Imagining Alternatives: Towards High-Resolution 3D Counterfactual Medical Image Generation via Language Guidance

TL;DR

This work tackles the lack of high-resolution 3D, language-guided counterfactual medical image generation by introducing a native-3D diffusion framework conditioned via BiomedCLIP, augmented with Simple Diffusion techniques and cross-attention. It compares a voxel-space, wavelet-based diffusion model (WDM) with a 3D latent diffusion baseline and employs a Rectified Flow (MAISI RFlow) noise schedule to improve fidelity and efficiency, including classifier-free guidance to balance prompt fidelity and anatomical preservation. The method is validated on MS and ADNI brain MRI datasets, demonstrating the ability to generate realistic 3D counterfactuals with varying lesion loads and cognitive states, while preserving subject identity via shared noise . Importantly, MAISI RFlow reduces memory and compute by about 65% while delivering performance close to WDM, supporting rapid experimentation and potential clinical translation for personalized disease modeling and 3D medical education.

Abstract

Vision-language models have demonstrated impressive capabilities in generating 2D images under various conditions; however, the success of these models is largely enabled by extensive, readily available pretrained foundation models. Critically, comparable pretrained models do not exist for 3D, significantly limiting progress. As a result, the potential of vision-language models to produce high-resolution 3D counterfactual medical images conditioned solely on natural language remains unexplored. Addressing this gap would enable powerful clinical and research applications, such as personalized counterfactual explanations, simulation of disease progression, and enhanced medical training by visualizing hypothetical conditions in realistic detail. Our work takes a step toward this challenge by introducing a framework capable of generating high-resolution 3D counterfactual medical images of synthesized patients guided by free-form language prompts. We adapt state-of-the-art 3D diffusion models with enhancements from Simple Diffusion and incorporate augmented conditioning to improve text alignment and image quality. To our knowledge, this is the first demonstration of a language-guided native-3D diffusion model applied to neurological imaging, where faithful three-dimensional modeling is essential. On two neurological MRI datasets, our framework simulates varying counterfactual lesion loads in Multiple Sclerosis and cognitive states in Alzheimer's disease, generating high-quality images while preserving subject fidelity. Our results lay the groundwork for prompt-driven disease progression analysis in 3D medical imaging. Project link - https://lesupermomo.github.io/imagining-alternatives/.

Paper Structure

This paper contains 12 sections, 3 figures, 2 tables.

Figures (3)

  • Figure 1: Proposed Framework.

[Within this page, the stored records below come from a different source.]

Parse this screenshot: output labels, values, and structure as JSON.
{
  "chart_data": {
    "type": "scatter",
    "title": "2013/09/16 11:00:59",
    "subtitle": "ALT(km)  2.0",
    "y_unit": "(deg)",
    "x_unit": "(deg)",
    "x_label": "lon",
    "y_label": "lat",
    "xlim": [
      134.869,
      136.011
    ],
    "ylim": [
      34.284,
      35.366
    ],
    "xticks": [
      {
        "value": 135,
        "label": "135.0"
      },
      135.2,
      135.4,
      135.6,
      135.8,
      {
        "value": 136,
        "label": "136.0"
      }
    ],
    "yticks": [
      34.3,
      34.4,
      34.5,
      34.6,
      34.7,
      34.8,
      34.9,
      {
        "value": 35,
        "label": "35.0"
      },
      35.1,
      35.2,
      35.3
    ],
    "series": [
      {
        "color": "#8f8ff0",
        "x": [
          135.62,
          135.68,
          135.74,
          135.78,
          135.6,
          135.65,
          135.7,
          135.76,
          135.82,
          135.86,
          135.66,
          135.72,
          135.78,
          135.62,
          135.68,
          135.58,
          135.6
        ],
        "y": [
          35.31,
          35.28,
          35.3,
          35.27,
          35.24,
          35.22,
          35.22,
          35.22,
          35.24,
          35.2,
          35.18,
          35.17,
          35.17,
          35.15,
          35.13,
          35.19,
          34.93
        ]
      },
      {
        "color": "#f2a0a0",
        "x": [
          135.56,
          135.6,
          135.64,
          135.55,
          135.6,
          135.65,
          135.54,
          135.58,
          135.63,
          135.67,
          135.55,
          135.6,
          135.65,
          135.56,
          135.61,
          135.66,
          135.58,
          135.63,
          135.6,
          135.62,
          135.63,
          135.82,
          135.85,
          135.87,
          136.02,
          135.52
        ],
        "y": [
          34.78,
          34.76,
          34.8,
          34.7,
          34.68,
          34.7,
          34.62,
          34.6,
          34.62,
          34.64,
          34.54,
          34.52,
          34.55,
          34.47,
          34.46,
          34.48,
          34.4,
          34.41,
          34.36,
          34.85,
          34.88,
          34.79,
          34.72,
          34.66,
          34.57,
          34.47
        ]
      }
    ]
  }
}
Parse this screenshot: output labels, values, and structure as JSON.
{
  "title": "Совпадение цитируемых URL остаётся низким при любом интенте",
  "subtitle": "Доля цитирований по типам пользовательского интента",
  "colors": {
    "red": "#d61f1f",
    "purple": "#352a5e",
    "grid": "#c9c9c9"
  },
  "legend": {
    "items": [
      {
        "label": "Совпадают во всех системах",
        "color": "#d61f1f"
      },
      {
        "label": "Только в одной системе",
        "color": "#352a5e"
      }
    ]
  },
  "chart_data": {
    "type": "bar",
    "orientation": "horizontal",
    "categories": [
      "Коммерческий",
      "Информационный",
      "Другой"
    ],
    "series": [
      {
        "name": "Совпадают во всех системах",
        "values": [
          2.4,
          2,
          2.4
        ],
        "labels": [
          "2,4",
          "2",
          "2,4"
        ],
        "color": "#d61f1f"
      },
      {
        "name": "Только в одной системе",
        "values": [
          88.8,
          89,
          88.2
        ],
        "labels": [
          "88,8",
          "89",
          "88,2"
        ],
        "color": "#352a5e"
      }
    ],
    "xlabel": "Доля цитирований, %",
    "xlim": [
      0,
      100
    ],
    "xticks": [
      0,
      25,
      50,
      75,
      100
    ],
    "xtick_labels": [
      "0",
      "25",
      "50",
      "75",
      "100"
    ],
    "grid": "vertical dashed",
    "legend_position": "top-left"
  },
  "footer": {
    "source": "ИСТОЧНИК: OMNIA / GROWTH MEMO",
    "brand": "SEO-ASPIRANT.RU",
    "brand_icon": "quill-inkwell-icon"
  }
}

A pretrained BiomedCLIP text encoder encodes the text prompt (e.g. "Subject has high lesion load") as conditioning for the diffusion model. During inference, the model generates counterfactuals by sampling from the same fixed noise while varying the text condition.
  • Figure 2: Qualitative comparison of generated counterfactuals for synthesized subjects on the MS dataset for different lesion loads.
  • Figure 3: Qualitative comparison of generated counterfactuals for synthesized subjects on the ADNI dataset for different cognitive states.